Bookends on the highway era: A view at the start and a look back from today

Fortune magazine has republished a September 1958 article that takes stock of the Interstate construction boom, just then beginning. It’s a thorough and surprisingly prescient take, and one that reminds us that our highway system didn’t just happen by some invisible hand of the market or gradual evolution of policy. It was a planned revolution, a break from the past. As with most revolutions, it created outcomes that were sometimes anticipated and beneficial, and sometimes not.

Support for the program, Fortune said, was nearly universal:

Like better schools, it is regarded as a thoroughly good, nonpolitical program that everybody will support and that will clear up this traffic mess once and for all, it is ardently hoped.

Yet there were already signs of some problems. Travel demand and costs were higher than anticipated, and even in 1958 the Highway Trust Fund was in need of shoring up. The highway building boom was diverting resources from other infrastructure, including local roads and transit. And it was remaking metro areas in disconcerting ways:

Great channels, 300 feet wide, must be cleared to accommodate four and six-lane roadbeds and broad median strips. Yawning gaps the size of small villages will be torn to make way for interchanges. Farms will be split, householders uprooted, recreation land slashed. And in built-up areas, the new roads will divide neighborhoods, disturb street arrangements, cut through residential blocks, stores, and office buildings.

Fortune concludes by wondering aloud whether all this was too expensive and too radical a change, one that would create a cycle of more traffic and more construction:

The men who are directing the present program are determined not to be caught short. They will keep revising their estimates of capacity needed, adding more lanes and ramps and feeder roads. The pursuit of adequacy will be costly. There are bound to be further upward revisions of the program’s total cost. And the nation is dreading spending $2 billion a year on road maintenance alone.

Someday, perhaps just about the time this program is completed, Americans may draw a breath and reflect whether it is worthwhile to expend so much national energy on this kind of transportation.

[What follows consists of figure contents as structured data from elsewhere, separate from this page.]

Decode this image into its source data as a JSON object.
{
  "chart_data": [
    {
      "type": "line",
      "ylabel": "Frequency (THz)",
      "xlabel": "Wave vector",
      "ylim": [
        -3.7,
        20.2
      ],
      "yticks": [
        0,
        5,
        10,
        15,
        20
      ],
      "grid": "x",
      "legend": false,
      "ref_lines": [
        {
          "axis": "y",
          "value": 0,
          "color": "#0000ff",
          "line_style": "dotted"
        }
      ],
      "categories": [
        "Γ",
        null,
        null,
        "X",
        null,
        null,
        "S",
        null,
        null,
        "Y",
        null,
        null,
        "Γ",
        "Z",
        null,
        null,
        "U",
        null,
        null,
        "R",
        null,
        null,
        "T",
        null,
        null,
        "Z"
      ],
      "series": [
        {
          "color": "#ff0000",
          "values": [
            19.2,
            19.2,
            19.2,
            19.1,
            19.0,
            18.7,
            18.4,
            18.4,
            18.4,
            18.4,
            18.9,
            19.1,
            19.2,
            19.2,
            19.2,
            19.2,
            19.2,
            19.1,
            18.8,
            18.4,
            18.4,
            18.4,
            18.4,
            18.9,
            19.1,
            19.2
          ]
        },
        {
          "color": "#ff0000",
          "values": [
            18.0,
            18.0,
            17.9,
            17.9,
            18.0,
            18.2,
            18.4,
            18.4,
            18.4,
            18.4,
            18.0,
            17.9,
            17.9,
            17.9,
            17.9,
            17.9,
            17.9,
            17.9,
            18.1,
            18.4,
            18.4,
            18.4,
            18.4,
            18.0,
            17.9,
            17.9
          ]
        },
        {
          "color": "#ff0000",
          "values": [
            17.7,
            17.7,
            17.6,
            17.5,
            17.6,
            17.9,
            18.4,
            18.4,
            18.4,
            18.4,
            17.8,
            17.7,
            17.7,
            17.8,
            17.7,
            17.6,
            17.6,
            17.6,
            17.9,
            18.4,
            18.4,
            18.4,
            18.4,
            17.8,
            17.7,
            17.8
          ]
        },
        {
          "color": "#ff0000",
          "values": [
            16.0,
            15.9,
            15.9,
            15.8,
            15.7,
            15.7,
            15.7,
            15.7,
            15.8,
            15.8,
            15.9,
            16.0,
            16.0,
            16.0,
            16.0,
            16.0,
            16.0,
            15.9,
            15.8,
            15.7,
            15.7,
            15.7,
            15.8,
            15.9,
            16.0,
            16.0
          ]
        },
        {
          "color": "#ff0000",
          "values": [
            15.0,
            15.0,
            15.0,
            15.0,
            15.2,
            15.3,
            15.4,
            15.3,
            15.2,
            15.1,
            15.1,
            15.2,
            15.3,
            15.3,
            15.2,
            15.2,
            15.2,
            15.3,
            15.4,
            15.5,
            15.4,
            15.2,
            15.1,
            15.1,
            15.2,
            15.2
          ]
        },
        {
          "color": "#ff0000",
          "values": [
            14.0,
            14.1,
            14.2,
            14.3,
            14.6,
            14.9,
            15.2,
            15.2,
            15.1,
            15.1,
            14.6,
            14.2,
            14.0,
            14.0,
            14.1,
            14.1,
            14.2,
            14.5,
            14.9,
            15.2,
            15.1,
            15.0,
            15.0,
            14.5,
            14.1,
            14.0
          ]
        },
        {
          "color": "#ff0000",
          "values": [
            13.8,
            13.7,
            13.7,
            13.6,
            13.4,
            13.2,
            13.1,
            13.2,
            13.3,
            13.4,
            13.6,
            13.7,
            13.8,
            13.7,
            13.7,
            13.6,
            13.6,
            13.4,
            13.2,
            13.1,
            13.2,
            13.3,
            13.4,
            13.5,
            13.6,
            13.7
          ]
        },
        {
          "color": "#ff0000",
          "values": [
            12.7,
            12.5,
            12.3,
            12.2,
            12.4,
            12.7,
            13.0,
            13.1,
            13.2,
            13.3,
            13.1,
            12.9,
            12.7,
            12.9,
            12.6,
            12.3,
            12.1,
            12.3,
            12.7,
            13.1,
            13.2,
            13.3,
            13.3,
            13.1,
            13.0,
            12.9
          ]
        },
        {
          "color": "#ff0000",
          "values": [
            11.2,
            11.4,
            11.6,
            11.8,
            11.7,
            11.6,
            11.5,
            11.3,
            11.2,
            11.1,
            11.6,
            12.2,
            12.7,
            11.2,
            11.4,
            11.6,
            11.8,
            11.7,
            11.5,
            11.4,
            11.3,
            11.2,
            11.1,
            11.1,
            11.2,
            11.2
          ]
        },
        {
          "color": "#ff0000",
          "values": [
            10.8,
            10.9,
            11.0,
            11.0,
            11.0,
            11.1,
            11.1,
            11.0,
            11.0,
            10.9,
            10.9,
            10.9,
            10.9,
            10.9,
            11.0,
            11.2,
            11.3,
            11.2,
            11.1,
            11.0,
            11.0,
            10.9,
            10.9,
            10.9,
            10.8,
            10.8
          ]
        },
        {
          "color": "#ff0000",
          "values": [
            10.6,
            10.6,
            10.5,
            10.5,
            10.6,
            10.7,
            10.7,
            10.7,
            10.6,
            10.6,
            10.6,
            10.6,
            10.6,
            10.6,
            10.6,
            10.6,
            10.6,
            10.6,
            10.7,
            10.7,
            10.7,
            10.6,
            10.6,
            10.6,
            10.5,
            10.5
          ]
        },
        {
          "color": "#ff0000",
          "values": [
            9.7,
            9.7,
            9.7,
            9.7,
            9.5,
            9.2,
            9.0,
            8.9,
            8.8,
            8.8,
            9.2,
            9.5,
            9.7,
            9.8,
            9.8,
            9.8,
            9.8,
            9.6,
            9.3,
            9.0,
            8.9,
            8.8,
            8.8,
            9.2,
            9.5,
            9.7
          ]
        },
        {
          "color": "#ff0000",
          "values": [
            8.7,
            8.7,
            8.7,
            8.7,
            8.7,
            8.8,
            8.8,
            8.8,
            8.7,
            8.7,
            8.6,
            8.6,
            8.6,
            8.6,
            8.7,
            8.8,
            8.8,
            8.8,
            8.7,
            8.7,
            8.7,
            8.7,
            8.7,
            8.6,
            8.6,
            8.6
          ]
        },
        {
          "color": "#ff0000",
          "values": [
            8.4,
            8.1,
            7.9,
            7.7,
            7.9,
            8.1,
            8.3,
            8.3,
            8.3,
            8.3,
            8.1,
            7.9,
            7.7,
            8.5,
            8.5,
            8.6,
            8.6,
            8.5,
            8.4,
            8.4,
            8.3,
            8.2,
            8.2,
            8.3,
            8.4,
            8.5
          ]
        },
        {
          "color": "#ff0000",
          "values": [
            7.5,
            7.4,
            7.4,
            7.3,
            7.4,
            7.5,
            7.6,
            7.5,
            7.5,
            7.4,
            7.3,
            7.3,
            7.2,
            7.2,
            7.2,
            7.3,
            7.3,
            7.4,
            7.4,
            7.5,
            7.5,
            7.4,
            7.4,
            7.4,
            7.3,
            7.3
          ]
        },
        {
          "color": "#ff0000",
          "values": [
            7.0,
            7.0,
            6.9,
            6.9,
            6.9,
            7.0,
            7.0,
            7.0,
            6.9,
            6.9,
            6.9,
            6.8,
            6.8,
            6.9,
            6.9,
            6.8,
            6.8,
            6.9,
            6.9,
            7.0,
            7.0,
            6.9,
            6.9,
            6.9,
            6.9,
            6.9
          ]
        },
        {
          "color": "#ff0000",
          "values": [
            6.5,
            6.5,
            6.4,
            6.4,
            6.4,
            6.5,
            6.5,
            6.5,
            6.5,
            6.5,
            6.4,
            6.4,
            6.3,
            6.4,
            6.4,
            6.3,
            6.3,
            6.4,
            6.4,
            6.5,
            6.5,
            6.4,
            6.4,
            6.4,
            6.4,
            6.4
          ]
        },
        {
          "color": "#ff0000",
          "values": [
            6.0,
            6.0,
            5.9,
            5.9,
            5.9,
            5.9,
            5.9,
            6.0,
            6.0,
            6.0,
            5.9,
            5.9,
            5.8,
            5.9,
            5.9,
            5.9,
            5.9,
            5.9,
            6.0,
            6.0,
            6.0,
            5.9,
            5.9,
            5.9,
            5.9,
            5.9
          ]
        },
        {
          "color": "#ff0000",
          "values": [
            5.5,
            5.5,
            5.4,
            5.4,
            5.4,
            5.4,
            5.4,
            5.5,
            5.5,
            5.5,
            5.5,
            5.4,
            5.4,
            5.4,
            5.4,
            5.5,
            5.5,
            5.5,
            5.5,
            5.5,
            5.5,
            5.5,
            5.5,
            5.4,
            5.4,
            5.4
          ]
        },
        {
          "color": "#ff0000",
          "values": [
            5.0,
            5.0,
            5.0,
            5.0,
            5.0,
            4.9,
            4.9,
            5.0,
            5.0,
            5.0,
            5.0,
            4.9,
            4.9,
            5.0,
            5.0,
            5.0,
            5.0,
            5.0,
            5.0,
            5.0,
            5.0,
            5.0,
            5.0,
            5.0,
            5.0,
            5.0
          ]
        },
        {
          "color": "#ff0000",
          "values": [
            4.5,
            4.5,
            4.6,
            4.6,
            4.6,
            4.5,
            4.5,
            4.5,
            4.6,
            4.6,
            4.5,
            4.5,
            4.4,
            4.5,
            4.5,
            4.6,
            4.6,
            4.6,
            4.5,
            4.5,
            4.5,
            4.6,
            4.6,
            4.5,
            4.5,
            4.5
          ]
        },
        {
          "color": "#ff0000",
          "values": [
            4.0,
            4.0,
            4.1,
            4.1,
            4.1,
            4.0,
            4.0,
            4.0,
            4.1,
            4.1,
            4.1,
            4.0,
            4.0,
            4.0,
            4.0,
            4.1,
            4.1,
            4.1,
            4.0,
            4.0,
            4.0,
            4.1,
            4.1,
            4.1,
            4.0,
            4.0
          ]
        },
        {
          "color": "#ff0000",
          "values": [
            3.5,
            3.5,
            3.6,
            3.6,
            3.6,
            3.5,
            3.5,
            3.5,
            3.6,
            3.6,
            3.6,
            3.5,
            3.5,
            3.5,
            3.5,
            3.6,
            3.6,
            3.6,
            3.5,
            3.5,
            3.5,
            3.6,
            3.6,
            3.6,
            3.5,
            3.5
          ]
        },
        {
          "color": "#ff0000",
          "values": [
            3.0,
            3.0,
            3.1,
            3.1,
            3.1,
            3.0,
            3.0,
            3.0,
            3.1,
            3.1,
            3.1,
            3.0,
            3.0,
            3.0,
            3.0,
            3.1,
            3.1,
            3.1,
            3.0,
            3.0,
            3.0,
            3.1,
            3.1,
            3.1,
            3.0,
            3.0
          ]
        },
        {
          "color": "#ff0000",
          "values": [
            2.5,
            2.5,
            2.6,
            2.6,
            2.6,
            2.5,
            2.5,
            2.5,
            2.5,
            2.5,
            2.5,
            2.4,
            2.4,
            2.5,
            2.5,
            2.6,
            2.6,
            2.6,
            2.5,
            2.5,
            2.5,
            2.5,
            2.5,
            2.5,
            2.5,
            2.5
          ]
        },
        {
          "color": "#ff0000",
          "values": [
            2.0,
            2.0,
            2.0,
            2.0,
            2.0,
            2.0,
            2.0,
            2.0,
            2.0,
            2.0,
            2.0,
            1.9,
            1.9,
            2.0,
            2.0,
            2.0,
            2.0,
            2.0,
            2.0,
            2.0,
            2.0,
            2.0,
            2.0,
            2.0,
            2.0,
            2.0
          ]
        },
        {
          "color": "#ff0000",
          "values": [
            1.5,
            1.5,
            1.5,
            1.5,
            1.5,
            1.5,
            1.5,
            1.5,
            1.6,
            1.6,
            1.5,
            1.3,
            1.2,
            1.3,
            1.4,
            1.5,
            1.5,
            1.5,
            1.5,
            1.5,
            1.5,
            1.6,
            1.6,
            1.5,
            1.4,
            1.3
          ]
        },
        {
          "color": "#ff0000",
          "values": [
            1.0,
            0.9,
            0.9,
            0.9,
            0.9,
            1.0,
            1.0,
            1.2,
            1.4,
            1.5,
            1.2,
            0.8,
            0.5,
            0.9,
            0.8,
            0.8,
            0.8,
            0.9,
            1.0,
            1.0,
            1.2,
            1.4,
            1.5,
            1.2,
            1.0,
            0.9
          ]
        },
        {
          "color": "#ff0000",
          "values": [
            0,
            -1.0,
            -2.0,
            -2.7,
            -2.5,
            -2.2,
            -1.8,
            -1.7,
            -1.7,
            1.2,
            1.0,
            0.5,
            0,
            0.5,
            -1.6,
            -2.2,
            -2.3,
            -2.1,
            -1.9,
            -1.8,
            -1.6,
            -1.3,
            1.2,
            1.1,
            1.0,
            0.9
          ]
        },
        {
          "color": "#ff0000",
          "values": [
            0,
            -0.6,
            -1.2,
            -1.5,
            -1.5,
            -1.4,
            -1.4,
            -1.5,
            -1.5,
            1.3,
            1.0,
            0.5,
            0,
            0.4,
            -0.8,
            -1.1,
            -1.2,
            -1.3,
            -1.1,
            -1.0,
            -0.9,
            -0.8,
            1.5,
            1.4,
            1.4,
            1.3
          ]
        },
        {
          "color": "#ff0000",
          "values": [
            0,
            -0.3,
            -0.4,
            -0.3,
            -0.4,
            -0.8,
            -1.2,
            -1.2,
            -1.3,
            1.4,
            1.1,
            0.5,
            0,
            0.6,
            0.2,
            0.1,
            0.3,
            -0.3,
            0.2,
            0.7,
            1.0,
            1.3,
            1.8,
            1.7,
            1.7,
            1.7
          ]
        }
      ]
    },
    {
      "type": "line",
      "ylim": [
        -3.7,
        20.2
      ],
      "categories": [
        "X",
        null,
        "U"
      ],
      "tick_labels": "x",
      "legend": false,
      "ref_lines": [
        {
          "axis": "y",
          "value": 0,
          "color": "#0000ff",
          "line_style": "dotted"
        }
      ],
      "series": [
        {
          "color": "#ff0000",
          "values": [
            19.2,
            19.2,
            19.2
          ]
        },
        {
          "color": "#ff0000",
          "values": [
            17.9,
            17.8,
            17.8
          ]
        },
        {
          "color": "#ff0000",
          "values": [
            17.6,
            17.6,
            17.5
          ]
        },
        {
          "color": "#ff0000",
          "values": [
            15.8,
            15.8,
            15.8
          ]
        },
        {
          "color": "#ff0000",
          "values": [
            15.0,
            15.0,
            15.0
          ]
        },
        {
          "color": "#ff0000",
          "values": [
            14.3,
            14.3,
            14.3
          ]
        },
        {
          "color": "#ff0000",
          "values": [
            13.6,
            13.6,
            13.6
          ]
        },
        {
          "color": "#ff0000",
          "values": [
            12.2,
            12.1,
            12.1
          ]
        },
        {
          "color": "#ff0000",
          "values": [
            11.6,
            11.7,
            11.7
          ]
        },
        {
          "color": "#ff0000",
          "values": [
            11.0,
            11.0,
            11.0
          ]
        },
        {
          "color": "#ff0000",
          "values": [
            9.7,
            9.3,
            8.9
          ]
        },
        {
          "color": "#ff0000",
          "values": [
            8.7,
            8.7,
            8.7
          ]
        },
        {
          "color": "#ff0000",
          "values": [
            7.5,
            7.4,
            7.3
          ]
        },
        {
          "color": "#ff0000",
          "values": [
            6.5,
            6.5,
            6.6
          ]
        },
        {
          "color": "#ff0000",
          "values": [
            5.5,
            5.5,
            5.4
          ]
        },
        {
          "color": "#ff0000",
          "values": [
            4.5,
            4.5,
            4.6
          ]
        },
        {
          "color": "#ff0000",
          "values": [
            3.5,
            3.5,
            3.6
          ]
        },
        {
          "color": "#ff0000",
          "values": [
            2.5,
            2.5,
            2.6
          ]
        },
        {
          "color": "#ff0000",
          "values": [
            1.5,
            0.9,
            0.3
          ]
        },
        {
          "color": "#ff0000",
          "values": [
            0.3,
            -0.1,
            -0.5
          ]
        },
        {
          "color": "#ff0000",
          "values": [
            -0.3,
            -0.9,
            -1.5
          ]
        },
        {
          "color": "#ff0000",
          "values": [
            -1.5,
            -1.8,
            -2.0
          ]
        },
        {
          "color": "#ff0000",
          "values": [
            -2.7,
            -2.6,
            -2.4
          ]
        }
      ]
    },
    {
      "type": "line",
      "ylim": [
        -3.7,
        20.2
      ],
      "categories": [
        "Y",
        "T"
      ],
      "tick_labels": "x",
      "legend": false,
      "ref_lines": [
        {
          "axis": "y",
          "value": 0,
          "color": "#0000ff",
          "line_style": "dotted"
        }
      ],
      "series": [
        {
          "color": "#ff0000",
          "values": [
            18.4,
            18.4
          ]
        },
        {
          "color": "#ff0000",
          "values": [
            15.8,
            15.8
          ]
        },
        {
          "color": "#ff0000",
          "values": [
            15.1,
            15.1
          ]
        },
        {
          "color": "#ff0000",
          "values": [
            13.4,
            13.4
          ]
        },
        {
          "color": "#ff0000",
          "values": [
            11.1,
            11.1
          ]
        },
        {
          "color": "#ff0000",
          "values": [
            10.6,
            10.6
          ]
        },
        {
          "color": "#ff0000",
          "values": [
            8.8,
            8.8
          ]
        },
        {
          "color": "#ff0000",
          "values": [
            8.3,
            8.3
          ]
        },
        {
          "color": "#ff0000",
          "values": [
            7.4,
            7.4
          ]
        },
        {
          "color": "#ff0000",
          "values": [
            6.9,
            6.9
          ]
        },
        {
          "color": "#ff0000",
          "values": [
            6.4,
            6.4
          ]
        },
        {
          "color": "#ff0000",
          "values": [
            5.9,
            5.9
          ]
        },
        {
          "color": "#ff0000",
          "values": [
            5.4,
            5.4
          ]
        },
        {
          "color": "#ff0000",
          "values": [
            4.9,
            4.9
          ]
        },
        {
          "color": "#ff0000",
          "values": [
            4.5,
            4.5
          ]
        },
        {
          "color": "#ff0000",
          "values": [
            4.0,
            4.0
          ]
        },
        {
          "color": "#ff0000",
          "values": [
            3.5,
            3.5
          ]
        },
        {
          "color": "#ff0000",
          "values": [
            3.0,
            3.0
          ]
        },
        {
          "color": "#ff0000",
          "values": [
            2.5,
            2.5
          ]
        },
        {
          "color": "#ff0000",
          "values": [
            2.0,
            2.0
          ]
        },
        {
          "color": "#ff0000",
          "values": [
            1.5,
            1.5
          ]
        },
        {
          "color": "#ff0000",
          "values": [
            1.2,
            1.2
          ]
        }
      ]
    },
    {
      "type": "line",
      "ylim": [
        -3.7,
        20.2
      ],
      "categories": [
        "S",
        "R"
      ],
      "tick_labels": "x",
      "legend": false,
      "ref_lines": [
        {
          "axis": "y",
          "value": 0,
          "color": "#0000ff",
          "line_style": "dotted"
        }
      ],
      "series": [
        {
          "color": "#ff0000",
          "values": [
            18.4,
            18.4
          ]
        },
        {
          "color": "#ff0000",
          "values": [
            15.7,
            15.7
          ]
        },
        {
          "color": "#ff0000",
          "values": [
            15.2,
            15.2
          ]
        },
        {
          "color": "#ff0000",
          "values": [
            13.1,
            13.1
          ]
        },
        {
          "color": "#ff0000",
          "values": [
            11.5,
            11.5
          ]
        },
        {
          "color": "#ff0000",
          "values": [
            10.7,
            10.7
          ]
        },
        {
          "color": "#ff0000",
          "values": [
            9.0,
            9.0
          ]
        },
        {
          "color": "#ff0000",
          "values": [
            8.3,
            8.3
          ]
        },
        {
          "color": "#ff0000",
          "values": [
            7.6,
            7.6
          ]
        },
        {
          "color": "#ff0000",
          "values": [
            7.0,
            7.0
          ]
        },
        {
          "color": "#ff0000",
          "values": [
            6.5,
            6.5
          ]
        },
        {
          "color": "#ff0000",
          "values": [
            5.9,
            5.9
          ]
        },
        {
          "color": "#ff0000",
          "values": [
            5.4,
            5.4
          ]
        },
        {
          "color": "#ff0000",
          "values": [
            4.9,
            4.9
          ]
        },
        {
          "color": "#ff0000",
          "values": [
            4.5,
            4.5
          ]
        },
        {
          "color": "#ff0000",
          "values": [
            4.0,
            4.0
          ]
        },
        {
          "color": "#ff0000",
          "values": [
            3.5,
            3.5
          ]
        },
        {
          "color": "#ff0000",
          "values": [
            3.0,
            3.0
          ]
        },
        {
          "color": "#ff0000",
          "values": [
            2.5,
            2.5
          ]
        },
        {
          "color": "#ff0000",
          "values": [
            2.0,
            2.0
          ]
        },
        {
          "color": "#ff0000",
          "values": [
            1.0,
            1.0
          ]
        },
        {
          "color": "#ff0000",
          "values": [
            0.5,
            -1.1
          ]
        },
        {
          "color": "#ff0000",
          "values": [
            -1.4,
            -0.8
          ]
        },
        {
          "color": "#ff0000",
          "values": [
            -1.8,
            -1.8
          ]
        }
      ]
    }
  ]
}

In a recent Economist blog post, correspondent R.A. draws a breath and reflects on the economic effect of the highway revolution, and the rail revolution before it. Common wisdom is that these paradigm shifts created huge economic benefits by reducing shipping costs and opening new areas to settlement and agricultural production.

R.A. isn’t so sure. Had the nation not invested heavily in rail and then highways, the economy would have organized around other means of exchange. “In the end,” he writes, citing economist Robert Fogel, “Mr Fogel estimates that ‘the social saving attributable to the railroad in the interregional transportation of agricultural products was about 1% of national income.’” That’s not nothing, but it’s not revolutionary either.

While declaring himself “someone who takes the need for new infrastructure seriously,” R.A. concludes that

Highways obviously had a large effect as an idea, and they made direct contributions to the economy as a construction enterprise, but the net addition to growth through trade is uncertain, and probably much smaller than most people assume.